Automatically solving chess variants
Internship Motivations
The game of chess has often been presented as "unsolvable" due to the
enormous size of the space search. Indeed, it is estimated that the
number of legal positions of this game lies around 10^{43} and 10^{50},
and the number of interesting games is roughly 10^{120} (ref. Shannon
number). These numbers have to be seen at the light of the number of
atoms in the universe which is estimated to 10^{80}.
Nevertheless, using an hybrid human/computer approach, it has been
possible to solve a smaller variant of chess on a 5x5 board (see
[1]). The space search of this variant is around 10^{20}, roughly
equivalent to that of the checkers game on 8x8 board (see [2]). A
small web site has been made to gather informations on the solved
variants of
chess: Mini
Chess Resolution.
We have developped some ideas to completely automatize the proof
search.
The aim of the internship is to work on them and to extend and ameliorates
already implemented ideas and ulitmately to test them on several variants of
chess (notably Los Alamos chess and atomic chess).
Internship Objectives
The aim of the internship is to refine the implementation of the oracle finder in a
distributed way.
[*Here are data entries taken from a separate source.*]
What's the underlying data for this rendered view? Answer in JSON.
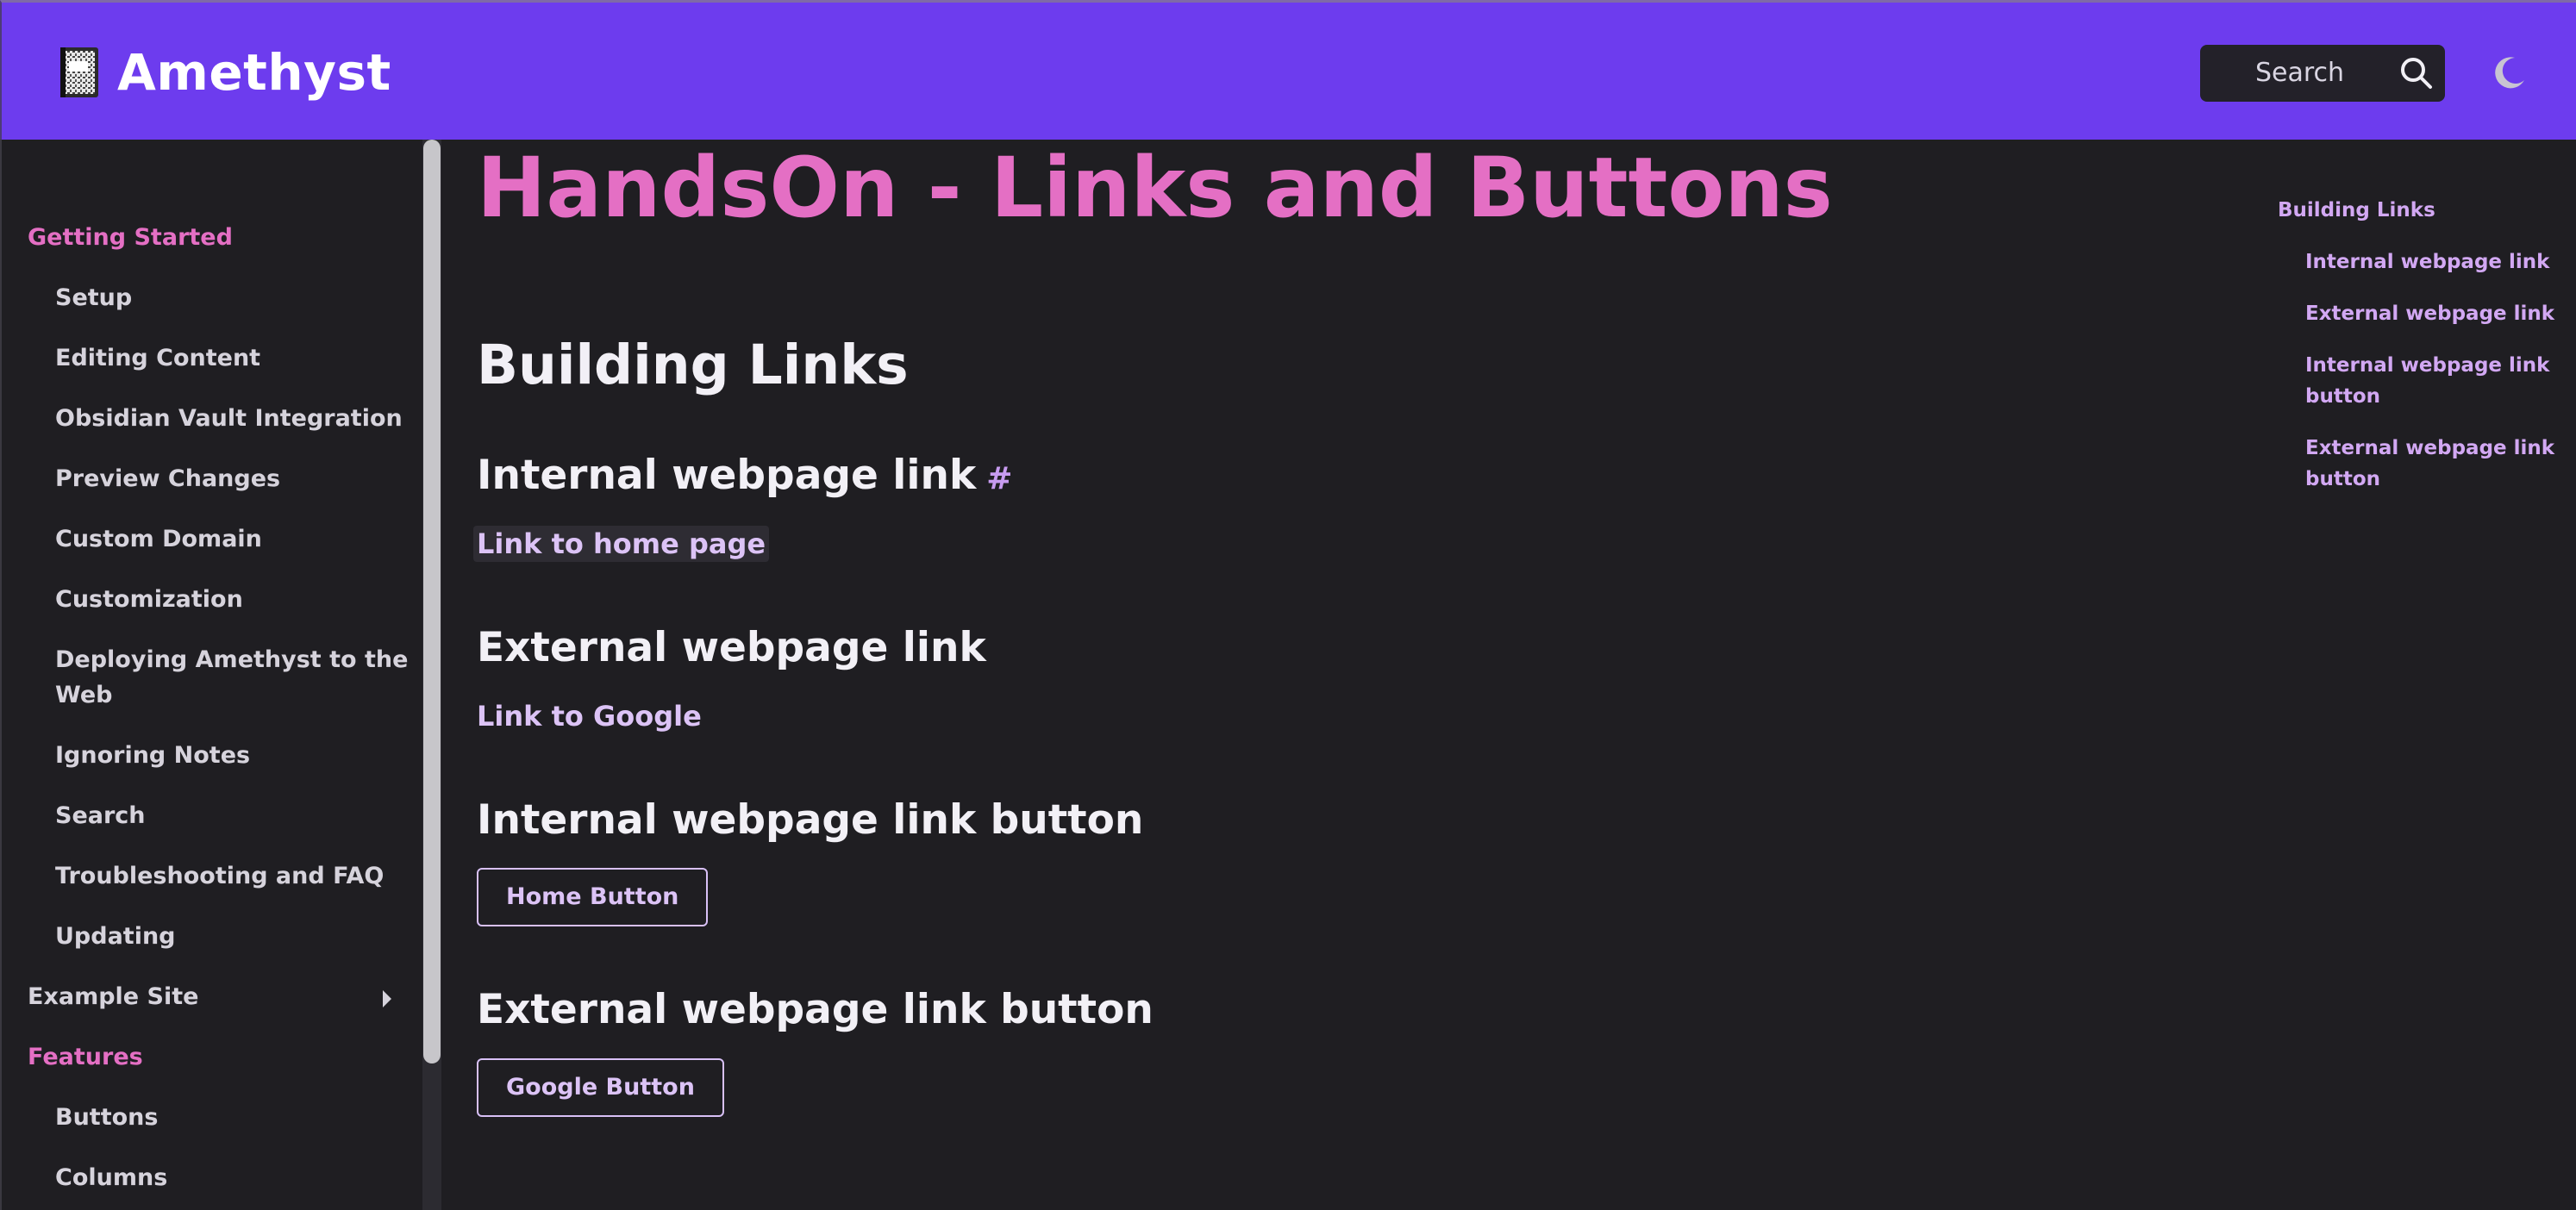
{
  "header": {
    "brand_title": "Amethyst",
    "search_label": "Search",
    "brand_color": "#6d3cee"
  },
  "sidebar": {
    "items": [
      {
        "label": "Getting Started",
        "kind": "section"
      },
      {
        "label": "Setup",
        "kind": "child"
      },
      {
        "label": "Editing Content",
        "kind": "child"
      },
      {
        "label": "Obsidian Vault Integration",
        "kind": "child"
      },
      {
        "label": "Preview Changes",
        "kind": "child"
      },
      {
        "label": "Custom Domain",
        "kind": "child"
      },
      {
        "label": "Customization",
        "kind": "child"
      },
      {
        "label": "Deploying Amethyst to the",
        "kind": "child"
      },
      {
        "label": "Web",
        "kind": "child-continuation"
      },
      {
        "label": "Ignoring Notes",
        "kind": "child"
      },
      {
        "label": "Search",
        "kind": "child"
      },
      {
        "label": "Troubleshooting and FAQ",
        "kind": "child"
      },
      {
        "label": "Updating",
        "kind": "child"
      },
      {
        "label": "Example Site",
        "kind": "collapsed"
      },
      {
        "label": "Features",
        "kind": "section"
      },
      {
        "label": "Buttons",
        "kind": "child"
      },
      {
        "label": "Columns",
        "kind": "child"
      }
    ]
  },
  "main": {
    "title": "HandsOn - Links and Buttons",
    "section_heading": "Building Links",
    "anchor_symbol": "#",
    "subsections": [
      {
        "heading": "Internal webpage link",
        "content": "Link to home page"
      },
      {
        "heading": "External webpage link",
        "content": "Link to Google"
      },
      {
        "heading": "Internal webpage link button",
        "content": "Home Button"
      },
      {
        "heading": "External webpage link button",
        "content": "Google Button"
      }
    ]
  },
  "toc": {
    "items": [
      "Building Links",
      "Internal webpage link",
      "External webpage link",
      "Internal webpage link",
      "button",
      "External webpage link",
      "button"
    ]
  },
  "icons": {
    "brand": "notebook-icon",
    "search": "search-icon",
    "theme": "moon-icon",
    "expand": "chevron-right-icon"
  },
  "colors": {
    "background": "#1f1e22",
    "accent_pink": "#e46fc4",
    "link_lavender": "#dcc3f6"
  }
}
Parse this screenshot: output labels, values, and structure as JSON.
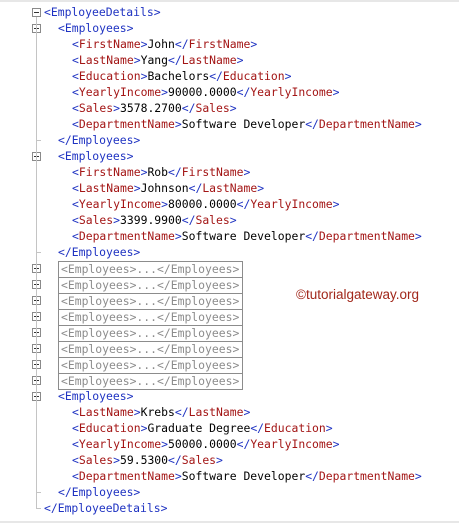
{
  "watermark": "©tutorialgateway.org",
  "root": {
    "open": "<EmployeeDetails>",
    "close": "</EmployeeDetails>"
  },
  "records": [
    {
      "open": "<Employees>",
      "close": "</Employees>",
      "fields": [
        {
          "tag": "FirstName",
          "value": "John"
        },
        {
          "tag": "LastName",
          "value": "Yang"
        },
        {
          "tag": "Education",
          "value": "Bachelors"
        },
        {
          "tag": "YearlyIncome",
          "value": "90000.0000"
        },
        {
          "tag": "Sales",
          "value": "3578.2700"
        },
        {
          "tag": "DepartmentName",
          "value": "Software Developer"
        }
      ]
    },
    {
      "open": "<Employees>",
      "close": "</Employees>",
      "fields": [
        {
          "tag": "FirstName",
          "value": "Rob"
        },
        {
          "tag": "LastName",
          "value": "Johnson"
        },
        {
          "tag": "YearlyIncome",
          "value": "80000.0000"
        },
        {
          "tag": "Sales",
          "value": "3399.9900"
        },
        {
          "tag": "DepartmentName",
          "value": "Software Developer"
        }
      ]
    },
    {
      "open": "<Employees>",
      "close": "</Employees>",
      "fields": [
        {
          "tag": "LastName",
          "value": "Krebs"
        },
        {
          "tag": "Education",
          "value": "Graduate Degree"
        },
        {
          "tag": "YearlyIncome",
          "value": "50000.0000"
        },
        {
          "tag": "Sales",
          "value": "59.5300"
        },
        {
          "tag": "DepartmentName",
          "value": "Software Developer"
        }
      ]
    }
  ],
  "collapsed": [
    "<Employees>...</Employees>",
    "<Employees>...</Employees>",
    "<Employees>...</Employees>",
    "<Employees>...</Employees>",
    "<Employees>...</Employees>",
    "<Employees>...</Employees>",
    "<Employees>...</Employees>",
    "<Employees>...</Employees>"
  ]
}
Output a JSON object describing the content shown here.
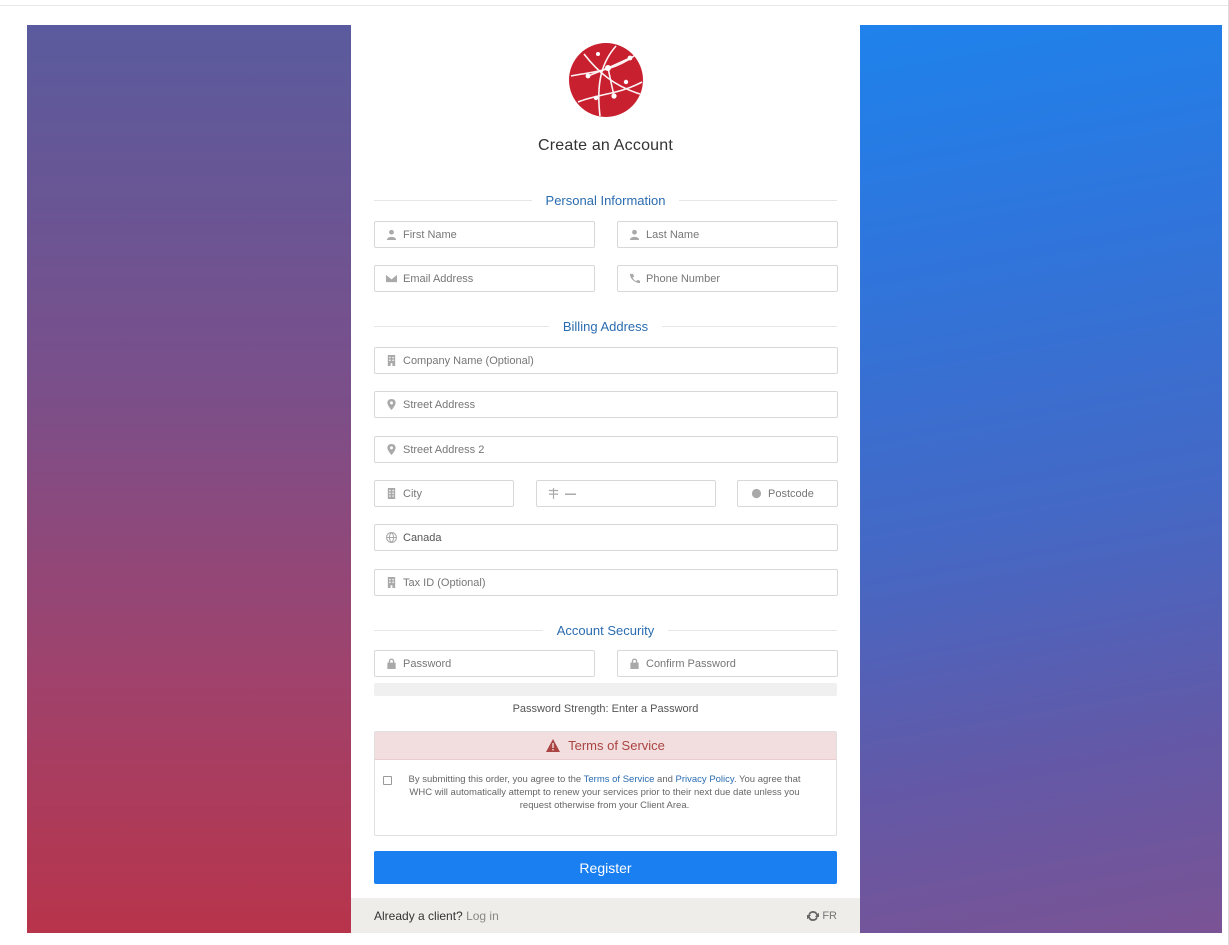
{
  "page": {
    "title": "Create an Account"
  },
  "sections": {
    "personal": "Personal Information",
    "billing": "Billing Address",
    "security": "Account Security"
  },
  "fields": {
    "first_name": "First Name",
    "last_name": "Last Name",
    "email": "Email Address",
    "phone": "Phone Number",
    "company": "Company Name (Optional)",
    "street": "Street Address",
    "street2": "Street Address 2",
    "city": "City",
    "state_value": "—",
    "postcode": "Postcode",
    "country_value": "Canada",
    "tax_id": "Tax ID (Optional)",
    "password": "Password",
    "confirm_password": "Confirm Password"
  },
  "password_strength": "Password Strength: Enter a Password",
  "tos": {
    "heading": "Terms of Service",
    "text_1": "By submitting this order, you agree to the ",
    "link_terms": "Terms of Service",
    "text_2": " and ",
    "link_privacy": "Privacy Policy",
    "text_3": ". You agree that WHC will automatically attempt to renew your services prior to their next due date unless you request otherwise from your Client Area."
  },
  "register_label": "Register",
  "footer": {
    "already_client": "Already a client?",
    "login_link": "Log in",
    "language": "FR"
  },
  "colors": {
    "accent": "#1a7ff0",
    "section_title": "#2b6cb0",
    "logo_red": "#c8202f",
    "tos_bg": "#f2dede"
  }
}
More precisely:
- Implement an oracle finder that starting from a position builds
a formal proof of the theoretical value of the position.
- Implement a mate finder based on asymetrical search once an
unbalanced position is reached.
- Conduct tests to find heuristics in
order to downsize the size of the oralces produced. Further
researches could investigate machine learning in order to find out
those heuristics autmatically.
Location
This intership will be held at the LIG laboratory in Grenoble France
in the team CAPP, coached by Frederic Prost.
Requisite skills and abilities
- C++ programming
- Artificial Intelligence
- Ability to modify large programs (typically stockfish)
- Curiosity...
References
[1] M. Mahlla and F. Prost. Gardner's minichess is
solved. International Computer Games Association Journal,
2013. International Computer Games Association Journal, 36(4),
2013. Article available here.
[2] Jonathan Schaeffer, Neil Burch,
Yngvi Bj\"ornsson Akihiro Kishimoto, Martin M\"uller, Robert Lake, Paul Lu
and Steve Sutphen. Checkers Is Solved. Science Vol. 317, Issue 5844,
pp. 1518-1522, 2007. Article available here.